Tough test: It seems that Browns RT Mitchell Schwartz rarely catches a break. The rookie has been thrown into the fire against some of the premier pass rushers in the NFL. But he has not faced anyone this season as dangerous as Broncos OLB/DE Von Miller.
Miller ranks third in the NFL with 16 sacks.
"There have been a lot of good guys, but he's one of the best sack-wise," Schwartz said. "He's probably the best pure athlete I've faced in terms of speed and athleticism."
Offensive coordinator Brad Childress spoke about doing whatever possible to keep Miller from getting to QB Brandon Weeden, including chipping, double-teaming or sliding the protection.
"It's always nice to get an extra shot at him," Schwartz said. "The more you can take the starch out of [Miller] the better."
Going against the Champ: Browns leading receiver Josh Gordon is not worried about going solo against Broncos veteran CB Champ Bailey from a physical standpoint. But he understands that he's not going to fool Bailey between the lines.
"It's a good test, but I wouldn't say it's the ultimate test," Gordon said. "He's a smart player, and you have to respect his football IQ. He's no more of a physical challenge than guys I always see. It's more of a mental IQ deal. He's still quick, but what's benefiting him most now is his experience and knowledge of the game."

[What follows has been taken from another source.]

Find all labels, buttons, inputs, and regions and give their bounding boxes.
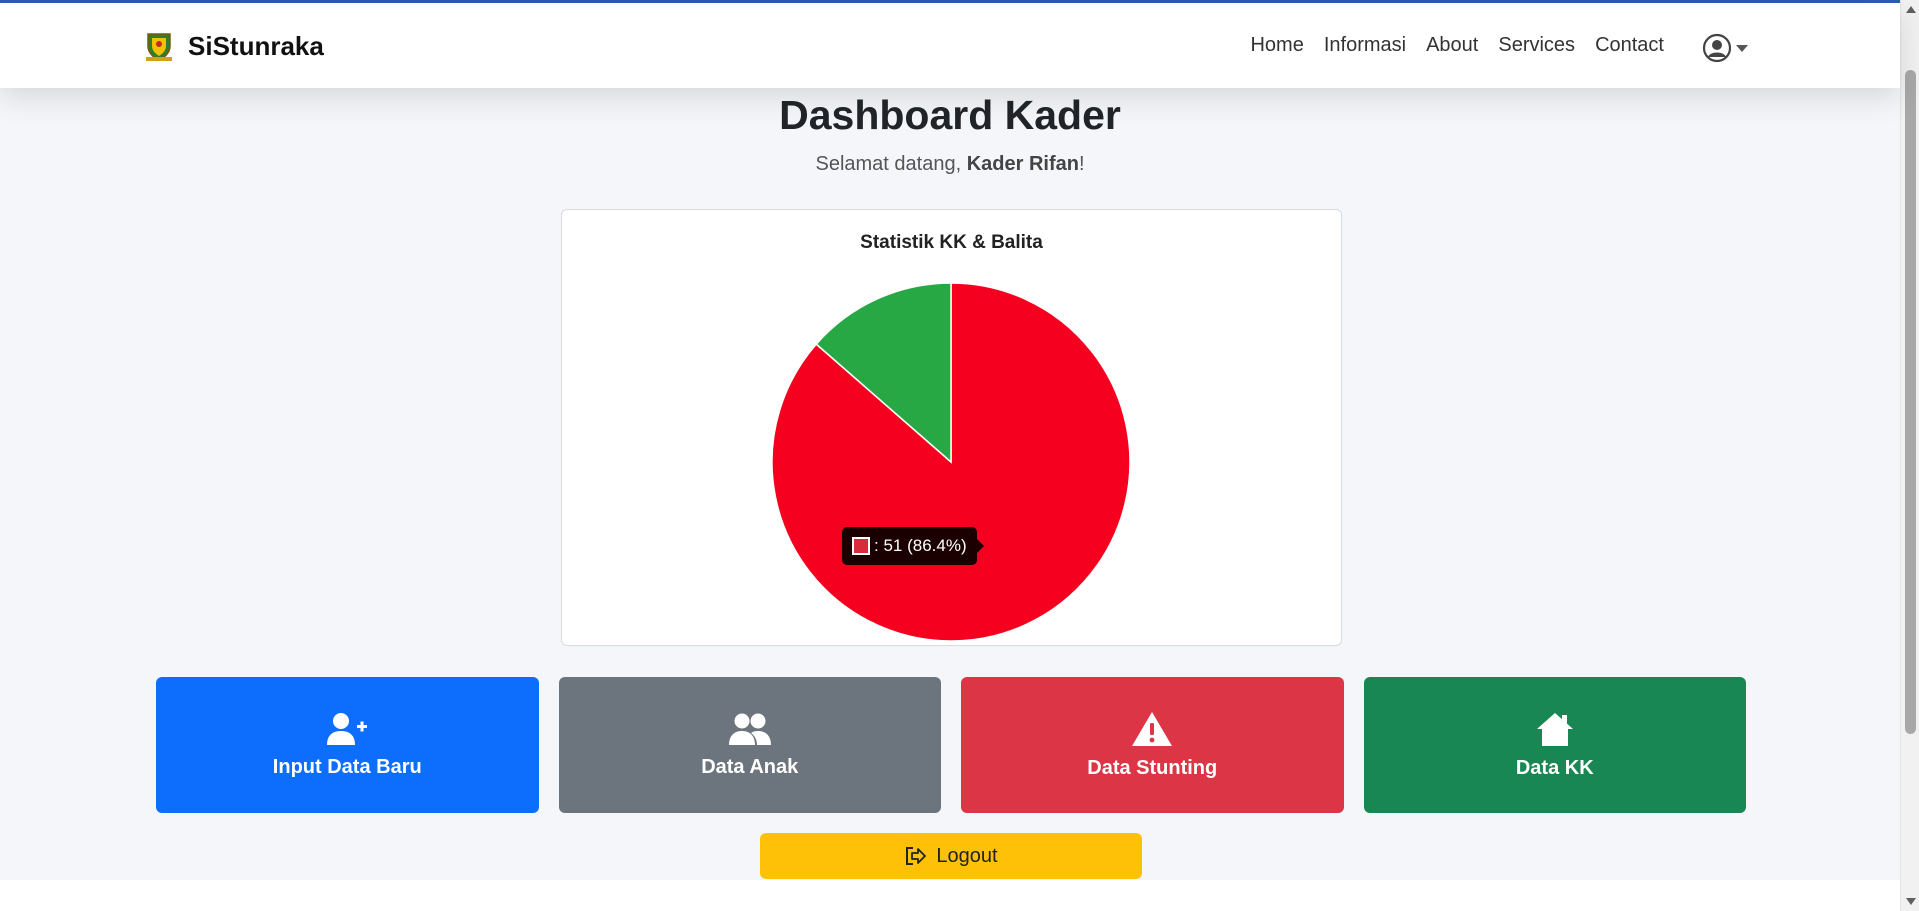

Tayshaun a prince to Jauron: Defensive coordinator Dick Jauron praised new starting FS Tashaun Gipson, who arrived in camp and quickly separated himself from the other rookie undrafted free agents
"He's made tremendous progress," Jauron said. "The first time you see him on the field, you recognize that he's got athletic skills. Then you wonder why he wasn't drafted. There's got to be something that's missing, but we never found it.
"He prepares well, he works hard. He's been tough on the field. He's tackled well. He moves well. We think we found one. Our personnel department did a terrific job."
Gipson had his first career interception two weeks ago in the 30-7 win over Kansas City.